Papers by Keyword: Plasma Facing Materials

Abstract: The work investigates refractory metals (bulk W, W produced via plasma spraying, W-1% La₂O₃ and Mo) of interest as plasma facing materials in future nuclear fusion reactors. They have been irradiated by a single Nd:YAG laser pulse to simulate the effects of transient thermal loads of high energy occurring in a tokamak under operative conditions and then examined by SEM observations. In all the materials the laser pulse induces a crater in the central area of laser spot surrounded by a ridge due to movement of molten metal while in a more external area a network of cracks is observed. Diameter and depth of the crater, ablated volume and morphological features of the surrounding area exhibit differences depending on the specific metal, its physical and microstructural characteristics which affect vaporization, melting and heat propagation from the irradiated spot.

Abstract: Helium diffusion is a very critical factor for designing a plasma facing components of fusion reactor. Because it not only reduce the thermal conductivity but also degrade the surface morphology of tungsten based materials. In this numerical study the specimens of tungsten, vanadium and tungsten vanadium alloys have been simulated under thermo-diffusion conditions. The finite element commercial software Abaqus was used for simulation to obtain helium diffusion profile at temperature of 800 K for concentration of10²⁴number of atoms in tungsten and vanadium metals. Due to its relatively low helium diffusion coefficient, vanadium has shown better resistance against helium penetration as compared to tungsten. Subsequently the analytical effect of helium diffusion in tungsten, vanadium and different grades of tungsten vanadium alloys has been investigated. To study the distribution of vanadium in tungsten, tungsten vanadium alloys were fabricated by spark plasma sintering technique and its morphology has been analyzed by scanning electron microscopy.

Abstract: Molybdenum has many prominent properties, such as high melting point, good thermal properties, and low erosion rate and so on, which make it promising candidate materials for plasma facing materials in the next fusion reactor. In this paper, Molybdenum coatings were deposited onto the oxygen-free copper substrates by atmospheric plasma spraying. The spraying parameters had been carefully selected. Different interlayers were induced between the substrate and the coating. SEM and XRD were used to investigate the photographs and compositions of these coatings. The micro-hardness and bonding strength were also tested. Thermal behaviors of the coatings were evaluated by thermal shock tests. The coatings with interlayers showed better resistance of thermal shock but lower bonding strength compared to coatings that without interlayers.

Abstract: Tungsten has the highest sputtering threshold of all possible candidates and the highest melting point in metal. It will be the first candidate in selecting divertor materials. Great efforts are made on research and development on W/Cu functionally Graded Materials as high performance divertor material for next generation divertor-mounted Tokamak facilities in China recently. Four different processing technologies are used and compared and some results of evaluation of plasma-relevant characteristics of these materials are reported.

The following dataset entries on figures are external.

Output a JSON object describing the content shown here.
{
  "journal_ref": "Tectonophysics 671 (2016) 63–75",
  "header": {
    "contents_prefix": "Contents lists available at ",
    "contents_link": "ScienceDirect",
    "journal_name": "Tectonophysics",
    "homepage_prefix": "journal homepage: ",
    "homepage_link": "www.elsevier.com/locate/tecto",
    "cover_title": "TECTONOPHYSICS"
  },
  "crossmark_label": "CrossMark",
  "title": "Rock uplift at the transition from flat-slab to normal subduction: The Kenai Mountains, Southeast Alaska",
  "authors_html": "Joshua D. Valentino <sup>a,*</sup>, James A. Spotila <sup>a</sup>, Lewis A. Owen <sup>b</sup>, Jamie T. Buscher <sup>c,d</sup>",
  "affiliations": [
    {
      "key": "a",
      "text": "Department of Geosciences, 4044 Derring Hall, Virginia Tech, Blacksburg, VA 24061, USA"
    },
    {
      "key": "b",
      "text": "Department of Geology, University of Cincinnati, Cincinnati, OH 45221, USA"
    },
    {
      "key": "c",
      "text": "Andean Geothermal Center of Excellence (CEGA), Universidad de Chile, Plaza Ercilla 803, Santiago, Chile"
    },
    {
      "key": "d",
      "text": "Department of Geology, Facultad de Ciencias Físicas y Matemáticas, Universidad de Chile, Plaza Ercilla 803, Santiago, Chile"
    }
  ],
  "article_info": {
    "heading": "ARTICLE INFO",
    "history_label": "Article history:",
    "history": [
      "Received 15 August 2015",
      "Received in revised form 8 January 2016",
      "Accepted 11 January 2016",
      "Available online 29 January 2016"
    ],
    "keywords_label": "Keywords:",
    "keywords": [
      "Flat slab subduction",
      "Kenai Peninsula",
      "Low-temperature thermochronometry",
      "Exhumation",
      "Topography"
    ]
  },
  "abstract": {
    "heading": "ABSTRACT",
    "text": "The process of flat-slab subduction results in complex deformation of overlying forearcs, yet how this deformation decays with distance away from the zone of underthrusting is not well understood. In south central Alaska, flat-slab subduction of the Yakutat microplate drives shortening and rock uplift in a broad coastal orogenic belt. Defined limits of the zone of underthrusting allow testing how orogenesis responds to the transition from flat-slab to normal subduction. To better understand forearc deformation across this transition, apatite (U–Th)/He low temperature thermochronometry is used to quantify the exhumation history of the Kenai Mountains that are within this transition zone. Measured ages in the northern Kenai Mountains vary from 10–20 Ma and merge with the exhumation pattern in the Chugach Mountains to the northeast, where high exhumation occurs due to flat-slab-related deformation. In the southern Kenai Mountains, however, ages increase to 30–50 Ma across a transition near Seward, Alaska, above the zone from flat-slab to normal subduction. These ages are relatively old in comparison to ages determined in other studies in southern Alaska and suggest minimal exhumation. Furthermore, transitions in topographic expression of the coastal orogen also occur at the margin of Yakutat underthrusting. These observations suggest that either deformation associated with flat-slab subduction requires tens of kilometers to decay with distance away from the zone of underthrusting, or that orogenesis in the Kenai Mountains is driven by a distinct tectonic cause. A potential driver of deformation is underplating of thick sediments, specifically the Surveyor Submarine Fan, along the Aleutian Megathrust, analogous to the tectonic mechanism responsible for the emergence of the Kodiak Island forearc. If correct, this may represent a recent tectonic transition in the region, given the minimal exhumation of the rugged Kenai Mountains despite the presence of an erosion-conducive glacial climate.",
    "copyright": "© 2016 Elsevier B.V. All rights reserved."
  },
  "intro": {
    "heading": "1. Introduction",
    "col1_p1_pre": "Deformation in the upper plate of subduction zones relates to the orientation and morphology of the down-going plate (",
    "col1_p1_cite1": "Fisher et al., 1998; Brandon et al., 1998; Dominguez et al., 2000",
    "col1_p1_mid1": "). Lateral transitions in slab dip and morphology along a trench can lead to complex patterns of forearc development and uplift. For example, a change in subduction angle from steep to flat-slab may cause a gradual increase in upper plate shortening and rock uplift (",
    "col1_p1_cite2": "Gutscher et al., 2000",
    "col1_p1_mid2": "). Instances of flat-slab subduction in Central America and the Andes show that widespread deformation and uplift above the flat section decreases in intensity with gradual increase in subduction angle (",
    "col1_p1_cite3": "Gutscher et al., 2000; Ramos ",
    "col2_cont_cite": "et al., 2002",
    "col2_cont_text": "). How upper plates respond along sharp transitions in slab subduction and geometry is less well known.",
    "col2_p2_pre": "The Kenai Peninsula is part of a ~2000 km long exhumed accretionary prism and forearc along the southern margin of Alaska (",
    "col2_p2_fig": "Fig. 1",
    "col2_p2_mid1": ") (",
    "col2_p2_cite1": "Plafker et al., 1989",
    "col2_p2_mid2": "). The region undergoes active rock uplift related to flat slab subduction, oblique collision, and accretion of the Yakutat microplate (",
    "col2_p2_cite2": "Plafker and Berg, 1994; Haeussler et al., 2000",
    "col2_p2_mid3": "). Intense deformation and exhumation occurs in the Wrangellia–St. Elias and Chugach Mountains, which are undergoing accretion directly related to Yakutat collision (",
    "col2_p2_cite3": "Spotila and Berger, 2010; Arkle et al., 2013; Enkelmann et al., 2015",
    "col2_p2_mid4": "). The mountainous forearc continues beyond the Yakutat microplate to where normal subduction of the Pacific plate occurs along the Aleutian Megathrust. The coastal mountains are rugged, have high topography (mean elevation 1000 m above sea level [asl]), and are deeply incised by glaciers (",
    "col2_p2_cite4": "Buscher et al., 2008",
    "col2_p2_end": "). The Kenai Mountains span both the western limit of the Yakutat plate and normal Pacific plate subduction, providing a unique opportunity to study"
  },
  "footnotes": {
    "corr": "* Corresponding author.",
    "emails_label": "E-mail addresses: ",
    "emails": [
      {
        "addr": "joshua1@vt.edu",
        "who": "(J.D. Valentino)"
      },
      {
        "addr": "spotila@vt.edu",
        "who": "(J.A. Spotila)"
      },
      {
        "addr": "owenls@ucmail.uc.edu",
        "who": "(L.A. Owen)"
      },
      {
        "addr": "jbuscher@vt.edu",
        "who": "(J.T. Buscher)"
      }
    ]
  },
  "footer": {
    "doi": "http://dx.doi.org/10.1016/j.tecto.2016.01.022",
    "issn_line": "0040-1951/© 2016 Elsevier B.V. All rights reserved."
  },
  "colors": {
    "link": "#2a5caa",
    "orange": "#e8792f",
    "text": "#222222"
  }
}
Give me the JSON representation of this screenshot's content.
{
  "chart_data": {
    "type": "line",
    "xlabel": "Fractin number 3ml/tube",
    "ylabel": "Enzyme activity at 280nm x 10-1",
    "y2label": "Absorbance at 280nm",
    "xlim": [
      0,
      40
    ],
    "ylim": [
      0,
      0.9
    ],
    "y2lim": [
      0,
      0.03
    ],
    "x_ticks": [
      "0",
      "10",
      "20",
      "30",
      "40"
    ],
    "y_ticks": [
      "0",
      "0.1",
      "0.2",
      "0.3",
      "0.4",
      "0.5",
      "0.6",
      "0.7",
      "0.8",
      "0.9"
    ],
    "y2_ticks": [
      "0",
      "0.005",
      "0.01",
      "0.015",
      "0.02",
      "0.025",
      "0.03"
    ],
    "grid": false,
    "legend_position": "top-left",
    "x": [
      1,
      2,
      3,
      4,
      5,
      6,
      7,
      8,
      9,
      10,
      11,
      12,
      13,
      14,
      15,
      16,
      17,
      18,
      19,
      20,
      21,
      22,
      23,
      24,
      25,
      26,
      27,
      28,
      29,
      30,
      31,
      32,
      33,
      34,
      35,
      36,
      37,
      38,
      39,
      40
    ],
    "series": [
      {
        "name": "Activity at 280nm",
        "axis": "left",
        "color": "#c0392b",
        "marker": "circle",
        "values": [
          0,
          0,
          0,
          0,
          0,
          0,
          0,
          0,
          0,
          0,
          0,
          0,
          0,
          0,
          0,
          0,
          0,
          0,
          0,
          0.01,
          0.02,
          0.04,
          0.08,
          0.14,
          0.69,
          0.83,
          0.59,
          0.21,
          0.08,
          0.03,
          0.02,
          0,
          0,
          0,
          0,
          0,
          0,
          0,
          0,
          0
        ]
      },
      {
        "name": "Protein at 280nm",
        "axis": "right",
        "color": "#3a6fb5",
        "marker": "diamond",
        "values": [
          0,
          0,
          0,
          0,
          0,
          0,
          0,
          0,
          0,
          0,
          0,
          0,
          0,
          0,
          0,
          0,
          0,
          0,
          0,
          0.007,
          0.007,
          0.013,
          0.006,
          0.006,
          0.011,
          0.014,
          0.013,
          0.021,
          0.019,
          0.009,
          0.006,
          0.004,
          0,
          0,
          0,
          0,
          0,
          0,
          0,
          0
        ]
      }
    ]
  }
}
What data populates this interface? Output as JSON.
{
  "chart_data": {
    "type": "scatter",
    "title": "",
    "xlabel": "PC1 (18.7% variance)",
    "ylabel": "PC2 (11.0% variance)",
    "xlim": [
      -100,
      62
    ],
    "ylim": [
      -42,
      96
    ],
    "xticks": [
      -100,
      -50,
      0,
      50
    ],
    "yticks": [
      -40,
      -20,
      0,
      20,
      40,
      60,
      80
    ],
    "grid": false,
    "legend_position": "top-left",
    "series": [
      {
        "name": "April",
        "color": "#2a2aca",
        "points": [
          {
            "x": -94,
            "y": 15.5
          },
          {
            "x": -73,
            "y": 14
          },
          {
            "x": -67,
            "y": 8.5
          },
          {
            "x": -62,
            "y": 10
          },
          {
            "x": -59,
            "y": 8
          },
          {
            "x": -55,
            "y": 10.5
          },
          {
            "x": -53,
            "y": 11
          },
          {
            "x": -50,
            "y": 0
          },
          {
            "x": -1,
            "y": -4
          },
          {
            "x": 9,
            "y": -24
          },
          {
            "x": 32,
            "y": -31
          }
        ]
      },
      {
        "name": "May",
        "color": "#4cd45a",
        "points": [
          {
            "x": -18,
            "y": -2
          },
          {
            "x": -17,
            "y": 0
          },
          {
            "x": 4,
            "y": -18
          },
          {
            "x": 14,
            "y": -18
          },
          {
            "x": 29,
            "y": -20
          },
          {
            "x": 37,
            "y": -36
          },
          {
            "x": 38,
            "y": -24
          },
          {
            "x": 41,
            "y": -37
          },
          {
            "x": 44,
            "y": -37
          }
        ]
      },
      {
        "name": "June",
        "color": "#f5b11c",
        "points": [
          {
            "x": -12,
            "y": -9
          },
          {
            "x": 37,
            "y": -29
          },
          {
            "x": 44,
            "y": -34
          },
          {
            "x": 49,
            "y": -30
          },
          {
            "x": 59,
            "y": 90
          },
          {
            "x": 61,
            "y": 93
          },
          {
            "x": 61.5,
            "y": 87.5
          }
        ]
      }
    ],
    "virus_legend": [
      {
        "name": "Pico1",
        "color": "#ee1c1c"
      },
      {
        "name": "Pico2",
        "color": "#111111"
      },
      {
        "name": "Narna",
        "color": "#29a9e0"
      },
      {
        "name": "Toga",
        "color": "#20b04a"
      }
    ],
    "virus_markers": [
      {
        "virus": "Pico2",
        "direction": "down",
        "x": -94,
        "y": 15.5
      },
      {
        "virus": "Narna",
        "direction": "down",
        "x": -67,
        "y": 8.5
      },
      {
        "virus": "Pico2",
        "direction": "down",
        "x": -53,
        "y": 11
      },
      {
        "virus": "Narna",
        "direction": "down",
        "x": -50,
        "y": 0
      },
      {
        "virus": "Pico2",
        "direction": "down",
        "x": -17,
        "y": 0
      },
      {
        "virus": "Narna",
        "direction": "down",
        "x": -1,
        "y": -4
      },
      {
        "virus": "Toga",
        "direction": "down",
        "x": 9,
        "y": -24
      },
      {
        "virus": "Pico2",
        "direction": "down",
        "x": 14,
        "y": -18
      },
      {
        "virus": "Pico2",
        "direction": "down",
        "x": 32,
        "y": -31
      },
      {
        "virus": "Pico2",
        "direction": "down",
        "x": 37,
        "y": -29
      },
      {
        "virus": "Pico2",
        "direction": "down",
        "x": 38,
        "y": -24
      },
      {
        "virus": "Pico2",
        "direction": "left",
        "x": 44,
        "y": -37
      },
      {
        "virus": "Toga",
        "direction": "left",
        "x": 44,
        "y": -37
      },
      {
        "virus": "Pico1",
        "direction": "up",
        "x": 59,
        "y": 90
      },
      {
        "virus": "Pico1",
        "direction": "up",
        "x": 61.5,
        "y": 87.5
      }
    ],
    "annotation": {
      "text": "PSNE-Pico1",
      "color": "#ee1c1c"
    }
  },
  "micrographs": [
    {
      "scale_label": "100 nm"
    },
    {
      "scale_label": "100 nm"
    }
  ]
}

Abstract: To evaluate the performance of plasma facing materials (PFM) and components for future thermonuclear fusion devices under the expected operation conditions, an in-depth material characterization and extensive high heat flux simulation tests are performed routinely in electron beam test facilities. These experiments cover both, thermal fatigue tests with power densities up to approx. 20 MWm-2 and thermal shock loads with deposited energy densities of several MJm-2. In addition, irradiation experiments have been performed in material test reactors to investigate the neutron induced material degradation.